By Rick Hasen, Visiting Professor, University of California, Irvine School of Law and the author of Election Law Blog.

When President Obama in his 2010 State of the Union speech criticized the Supreme Court’s decision in Citizens United, he got a lot of conservative flak. The President had said, among other things, that the 5-4 decision recognizing that corporations have a First Amendment right to spend money in federal elections overturned a 100-year-old campaign finance law.
Thus, Bill Maurer, writing in the Weekly Standard, said:
President Obama has been the most notable proponent of this myth. In the State of the Union he said that Citizens United “reversed a century of law that I believe will open the floodgates for special interests . . . to spend without limit in our elections.” In response, Justice Alito was seen shaking his head and mouthing the words “not true.” Alito was right.
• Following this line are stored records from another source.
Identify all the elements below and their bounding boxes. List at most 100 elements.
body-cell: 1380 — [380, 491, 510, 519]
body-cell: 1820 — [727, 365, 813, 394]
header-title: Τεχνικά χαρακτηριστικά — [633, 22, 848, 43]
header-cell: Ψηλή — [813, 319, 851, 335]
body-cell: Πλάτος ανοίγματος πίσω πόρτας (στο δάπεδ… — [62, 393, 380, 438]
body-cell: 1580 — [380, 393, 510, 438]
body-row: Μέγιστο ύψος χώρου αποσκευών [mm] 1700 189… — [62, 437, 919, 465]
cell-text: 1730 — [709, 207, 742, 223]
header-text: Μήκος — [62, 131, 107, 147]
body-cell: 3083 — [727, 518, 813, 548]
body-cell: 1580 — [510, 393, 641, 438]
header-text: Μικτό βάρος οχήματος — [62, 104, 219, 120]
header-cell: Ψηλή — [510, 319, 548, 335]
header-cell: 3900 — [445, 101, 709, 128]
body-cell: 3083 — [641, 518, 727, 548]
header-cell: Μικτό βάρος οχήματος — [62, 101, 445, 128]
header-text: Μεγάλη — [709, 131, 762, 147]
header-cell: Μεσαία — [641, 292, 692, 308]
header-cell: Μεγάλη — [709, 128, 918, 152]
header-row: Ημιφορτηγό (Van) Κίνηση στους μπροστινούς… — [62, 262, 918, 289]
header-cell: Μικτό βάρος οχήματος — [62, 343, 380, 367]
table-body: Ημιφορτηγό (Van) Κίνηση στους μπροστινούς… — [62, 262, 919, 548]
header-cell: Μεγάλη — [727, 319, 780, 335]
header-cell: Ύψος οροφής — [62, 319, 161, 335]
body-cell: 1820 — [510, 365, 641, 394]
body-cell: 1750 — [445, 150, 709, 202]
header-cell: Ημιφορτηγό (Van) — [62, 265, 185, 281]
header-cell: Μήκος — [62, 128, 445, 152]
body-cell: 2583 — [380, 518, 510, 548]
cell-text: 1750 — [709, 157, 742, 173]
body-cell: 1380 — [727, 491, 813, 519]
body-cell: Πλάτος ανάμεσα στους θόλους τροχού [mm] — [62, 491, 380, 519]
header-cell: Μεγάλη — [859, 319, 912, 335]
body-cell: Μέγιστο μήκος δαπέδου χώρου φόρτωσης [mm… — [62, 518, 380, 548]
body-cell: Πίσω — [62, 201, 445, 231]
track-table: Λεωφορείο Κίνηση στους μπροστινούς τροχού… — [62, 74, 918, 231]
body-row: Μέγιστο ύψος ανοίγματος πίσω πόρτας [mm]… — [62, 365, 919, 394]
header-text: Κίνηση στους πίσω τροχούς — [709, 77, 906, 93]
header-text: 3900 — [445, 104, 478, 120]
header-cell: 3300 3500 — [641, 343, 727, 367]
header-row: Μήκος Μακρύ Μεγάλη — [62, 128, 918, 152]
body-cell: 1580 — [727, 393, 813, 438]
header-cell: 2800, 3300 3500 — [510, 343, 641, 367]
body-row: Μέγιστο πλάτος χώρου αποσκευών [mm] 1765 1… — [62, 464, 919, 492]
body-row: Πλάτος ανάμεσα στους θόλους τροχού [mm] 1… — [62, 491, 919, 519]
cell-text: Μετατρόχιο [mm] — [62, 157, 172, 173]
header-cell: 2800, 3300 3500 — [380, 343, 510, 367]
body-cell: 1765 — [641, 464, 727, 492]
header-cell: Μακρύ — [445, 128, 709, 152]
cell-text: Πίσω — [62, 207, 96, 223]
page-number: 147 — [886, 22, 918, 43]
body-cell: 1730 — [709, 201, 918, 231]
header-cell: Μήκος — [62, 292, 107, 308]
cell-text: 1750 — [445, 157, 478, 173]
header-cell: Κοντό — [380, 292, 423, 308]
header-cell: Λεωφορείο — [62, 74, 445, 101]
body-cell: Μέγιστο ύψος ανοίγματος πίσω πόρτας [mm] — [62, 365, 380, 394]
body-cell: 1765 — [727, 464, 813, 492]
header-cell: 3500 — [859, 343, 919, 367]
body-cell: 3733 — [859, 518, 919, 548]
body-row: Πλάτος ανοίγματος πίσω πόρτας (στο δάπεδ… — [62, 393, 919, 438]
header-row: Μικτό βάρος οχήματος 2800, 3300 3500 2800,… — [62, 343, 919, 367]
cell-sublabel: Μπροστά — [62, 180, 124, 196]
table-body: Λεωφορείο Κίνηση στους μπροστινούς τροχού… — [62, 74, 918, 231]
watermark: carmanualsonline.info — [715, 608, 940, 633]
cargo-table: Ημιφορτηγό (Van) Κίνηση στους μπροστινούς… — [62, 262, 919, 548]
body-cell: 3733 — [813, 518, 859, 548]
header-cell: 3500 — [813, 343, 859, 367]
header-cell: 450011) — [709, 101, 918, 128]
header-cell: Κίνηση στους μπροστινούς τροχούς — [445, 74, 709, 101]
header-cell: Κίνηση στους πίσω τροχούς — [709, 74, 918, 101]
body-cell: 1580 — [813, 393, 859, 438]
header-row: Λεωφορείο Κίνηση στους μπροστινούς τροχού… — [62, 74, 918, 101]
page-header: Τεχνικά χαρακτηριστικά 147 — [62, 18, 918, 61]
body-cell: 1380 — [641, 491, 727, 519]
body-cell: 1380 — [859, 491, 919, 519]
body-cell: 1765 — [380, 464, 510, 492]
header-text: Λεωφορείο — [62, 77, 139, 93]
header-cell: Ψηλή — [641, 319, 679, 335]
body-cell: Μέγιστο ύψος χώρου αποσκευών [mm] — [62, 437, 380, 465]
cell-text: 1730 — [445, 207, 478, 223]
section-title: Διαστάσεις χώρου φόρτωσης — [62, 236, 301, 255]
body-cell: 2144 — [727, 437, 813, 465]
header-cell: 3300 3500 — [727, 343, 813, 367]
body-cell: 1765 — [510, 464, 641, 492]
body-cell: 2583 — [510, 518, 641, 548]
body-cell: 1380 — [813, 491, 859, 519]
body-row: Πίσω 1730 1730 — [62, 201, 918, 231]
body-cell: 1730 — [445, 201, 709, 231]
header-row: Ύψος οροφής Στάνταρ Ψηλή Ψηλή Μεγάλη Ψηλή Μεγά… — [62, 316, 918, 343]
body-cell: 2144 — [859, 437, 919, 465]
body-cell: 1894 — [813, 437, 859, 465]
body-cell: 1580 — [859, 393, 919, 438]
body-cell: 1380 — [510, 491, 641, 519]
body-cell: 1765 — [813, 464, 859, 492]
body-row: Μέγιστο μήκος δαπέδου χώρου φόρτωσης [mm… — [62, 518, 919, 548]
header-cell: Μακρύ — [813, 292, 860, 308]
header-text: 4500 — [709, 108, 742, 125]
While federal law has indeed prohibited corporations from directly contributing to federal candidates since 1907, that portion of the law was not at issue in Citizens United. It remains the law of the land. Direct corporate contributions to candidates are still banned.
It was a fair point, though there is some uncertainty as to how the 1907 law was interpreted before the 1940s, when it expressly banned not just corporate contributions to candidates but corporate and labor union independent spending as well. But now a federal district judge has overturned the direct contribution ban too, and done so against controlling Supreme Court precedent to the contrary.